18052848Title: Outtakes

Series: Hollywood, #4

Author: Tibby Armstrong

Genre: Contemporary Romance

Length: Novella (137 pages)

Publisher: Loose Id (August 19th, 2013)

Heat Level: Explicit

Heart Rating: ♥♥♥♥4 Hearts

Reviewer: Thommie

Blurb: After actor Kit Harris tells the world he’s gay, life isn’t all cupcakes and rainbow flags. It’s decidedly less tasty and a lot less colorful. Coming out might not have been the best thing for a Hollywood career or a high-profile love life.

Try as he might, rising star Jeremy Ash can’t seem to stir Kit’s interest long enough to heal his bruised ego or fragile heart. Complicating matters, a celebrity chef enters with plans to cook up a new angle on Kit’s career.

Jeremy’s worried Kit’s going off half-baked, or worse, turning up the heat on a new relationship. Either way, Jeremy knows the situation is a recipe for disaster if he and Kit can’t come up with the ingredients to love.

Product Link: http://www.loose-id.com/hollywood-4-outtakes.html

Review: Tibby Armstrong comes back with my favorite couple from the Hollywood Series, Jeremy and Kit, with excruciating story. Let me tell you, half the time reading this book was spend biting my nails, and the other half wanting to smack some reason at either one of the characters.

After Kit came out at the Awards three years have gone by. Three years but things didn’t get better, neither remained the same. Jeremy made a leap in his career, being the new favorite boy of the city, while Kit’s career is hitting bottom hard. His whole life is changing and Kit finds it difficult to adjust or even take control back. The self-assured, over-confident, and favorite paparazzi boy is now buried underneath a strong layer of self-doubt and fear. Fear for his work, fear for his life, and fear for his love.

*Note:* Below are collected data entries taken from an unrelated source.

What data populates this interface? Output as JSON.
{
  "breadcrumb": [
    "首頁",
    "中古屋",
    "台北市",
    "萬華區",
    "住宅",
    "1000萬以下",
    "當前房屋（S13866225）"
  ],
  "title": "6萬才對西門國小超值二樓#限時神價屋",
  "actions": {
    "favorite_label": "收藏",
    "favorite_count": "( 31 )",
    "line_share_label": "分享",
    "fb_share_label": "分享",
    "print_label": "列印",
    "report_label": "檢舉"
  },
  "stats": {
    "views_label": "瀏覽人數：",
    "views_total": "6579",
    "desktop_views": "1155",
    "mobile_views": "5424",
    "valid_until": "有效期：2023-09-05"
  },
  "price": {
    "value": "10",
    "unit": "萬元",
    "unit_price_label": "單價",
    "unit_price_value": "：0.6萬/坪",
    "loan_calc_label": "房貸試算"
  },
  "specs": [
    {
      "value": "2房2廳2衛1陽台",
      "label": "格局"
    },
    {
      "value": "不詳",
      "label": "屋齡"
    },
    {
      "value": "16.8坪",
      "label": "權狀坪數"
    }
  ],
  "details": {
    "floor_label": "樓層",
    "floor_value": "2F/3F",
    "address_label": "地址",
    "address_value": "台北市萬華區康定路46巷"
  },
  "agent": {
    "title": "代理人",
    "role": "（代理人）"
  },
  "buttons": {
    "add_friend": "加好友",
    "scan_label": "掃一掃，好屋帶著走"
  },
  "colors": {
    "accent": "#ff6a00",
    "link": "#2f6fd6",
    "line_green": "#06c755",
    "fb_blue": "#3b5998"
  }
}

Jeremy on the other hand has made leaps from that starry-eyed kid Kit first met. No longer a newbie in the scene, his confidence shines bright, and he appear to need Kit and his experience less and less every day, making Kit’s panic attacks rise and that fear of being left behind overshadow everything.

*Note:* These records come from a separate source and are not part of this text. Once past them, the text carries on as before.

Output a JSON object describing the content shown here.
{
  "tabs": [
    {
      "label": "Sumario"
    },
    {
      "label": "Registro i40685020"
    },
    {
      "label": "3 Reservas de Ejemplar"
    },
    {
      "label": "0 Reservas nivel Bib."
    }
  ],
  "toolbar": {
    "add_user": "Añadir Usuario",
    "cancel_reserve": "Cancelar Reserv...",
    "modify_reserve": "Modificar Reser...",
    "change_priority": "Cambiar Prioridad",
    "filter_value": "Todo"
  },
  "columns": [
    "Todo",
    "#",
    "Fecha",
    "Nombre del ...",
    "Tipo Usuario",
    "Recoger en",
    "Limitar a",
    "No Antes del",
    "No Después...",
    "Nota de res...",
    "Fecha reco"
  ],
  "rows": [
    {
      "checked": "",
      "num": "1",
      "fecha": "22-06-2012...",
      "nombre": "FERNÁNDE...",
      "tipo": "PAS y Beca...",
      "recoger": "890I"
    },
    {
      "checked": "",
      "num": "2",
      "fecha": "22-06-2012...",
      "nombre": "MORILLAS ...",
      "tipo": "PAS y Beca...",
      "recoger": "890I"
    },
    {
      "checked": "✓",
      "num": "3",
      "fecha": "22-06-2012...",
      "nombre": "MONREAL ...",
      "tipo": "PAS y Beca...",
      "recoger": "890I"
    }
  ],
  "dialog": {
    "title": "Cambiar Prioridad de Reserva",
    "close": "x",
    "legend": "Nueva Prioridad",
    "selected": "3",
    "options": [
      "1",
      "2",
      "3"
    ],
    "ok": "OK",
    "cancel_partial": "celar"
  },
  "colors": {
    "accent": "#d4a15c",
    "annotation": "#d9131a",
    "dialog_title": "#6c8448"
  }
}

The first thought that came to mind while reading this book was how real this all seamed. The problems a long-time relationship accumulates, the fears, the inability to make things work because you simply don’t know how, all that made me feel like I was observing a real couple out of their window, instead of read a book. The most impressive thing of all was that Tibby made a great job not making one the jerk and the other the martyr. In this relationship there is not only one’s fault. Both Jeremy and Kit make their own mistakes, both help to create a chasm between them, both men’s fears and insecurities coming out in knee-jerk reactions, creating monsters out of shadows. All their differences that once upon a time helped them stick together now are tearing them apart.

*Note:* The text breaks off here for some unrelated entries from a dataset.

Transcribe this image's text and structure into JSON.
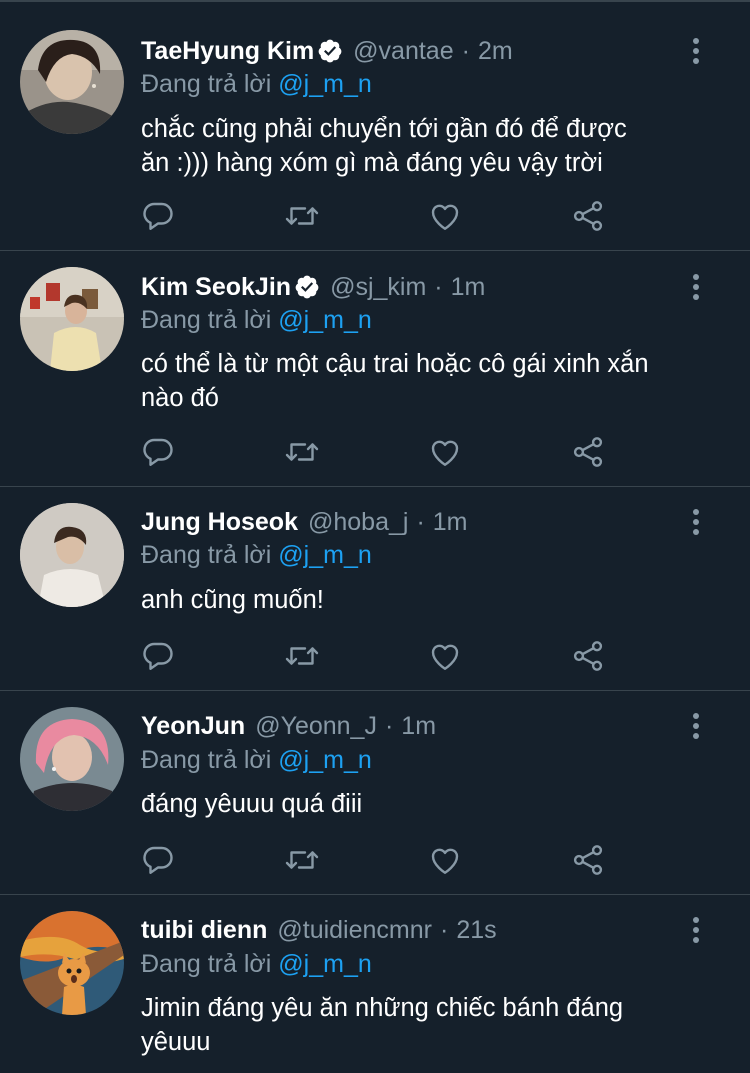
{
  "reply_prefix": "Đang trả lời",
  "tweets": [
    {
      "name": "TaeHyung Kim",
      "verified": true,
      "handle": "@vantae",
      "separator": "·",
      "time": "2m",
      "reply_to": "@j_m_n",
      "text_lines": [
        "chắc cũng phải chuyển tới gần đó để được",
        "ăn :))) hàng xóm gì mà đáng yêu vậy trời"
      ]
    },
    {
      "name": "Kim SeokJin",
      "verified": true,
      "handle": "@sj_kim",
      "separator": "·",
      "time": "1m",
      "reply_to": "@j_m_n",
      "text_lines": [
        "có thể là từ một cậu trai hoặc cô gái xinh xắn",
        "nào đó"
      ]
    },
    {
      "name": "Jung Hoseok",
      "verified": false,
      "handle": "@hoba_j",
      "separator": "·",
      "time": "1m",
      "reply_to": "@j_m_n",
      "text_lines": [
        "anh cũng muốn!"
      ]
    },
    {
      "name": "YeonJun",
      "verified": false,
      "handle": "@Yeonn_J",
      "separator": "·",
      "time": "1m",
      "reply_to": "@j_m_n",
      "text_lines": [
        "đáng yêuuu quá điii"
      ]
    },
    {
      "name": "tuibi dienn",
      "verified": false,
      "handle": "@tuidiencmnr",
      "separator": "·",
      "time": "21s",
      "reply_to": "@j_m_n",
      "text_lines": [
        "Jimin đáng yêu ăn những chiếc bánh đáng",
        "yêuuu"
      ]
    }
  ],
  "icons": [
    "verified-badge-icon",
    "more-options-icon",
    "reply-icon",
    "retweet-icon",
    "like-icon",
    "share-icon"
  ],
  "colors": {
    "background": "#15202b",
    "divider": "#38444d",
    "secondary_text": "#8899a6",
    "mention": "#1da1f2"
  }
}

When Kit fails to find that balance in his life he dives into the only thing that can ground him; his baking. More and more nights he spends cooking little things at the only place that gives him a semblance of peace; his kitchen. He manages to win a celebrity show and that’s how we get introduced to a new character, Andy, a famous chef who has his sight on Kit.

You know how they say no one can tear you apart from your mate, unless the tears are already there. Grabbing opportunity of the fragile relationship between Jeremy and Kit, Andy is determined to win him the prize with a scary obsession. Fear of rejection for his new dreams has Kit hiding them from Jeremy, along with the new excitement that someone new is seeing him and wanting him again, and things steadily reach rock bottom.

And you can’t imagine how very easy it was to dislike and despise characters this time around. I felt like really hitting Kit, his selfishness at times made it hard to think clearly. I also got angry with Jeremy, too. As I said, there was not only one to blame here. But I despised Andy with a passion. I literally saw red with this one.

The entire book was an angst-fest, with things going hot and cold in a matter of seconds. One moment we were reading the most powerful lovemaking from Jeremy and Kit, sexual scenes that were so freaking easy to immerse in them, and the other everything, everything crashing down. Painfully sad at times, this book manages to steal your breath away, shake, and spin you around not letting go for a moment to clear your mind. Gripping is inadequate a word to describe it. Torturous would be more like it. It tortures you with the ever-increasing intense scenes that follow one another unfailingly, with a speed that makes you gasp and pant in order to follow and not be left behind.

As much as I liked Jeremy’s and Kit’s first story Acting Out, I think I liked this even more. It was what I expected, and definitely didn’t let me down.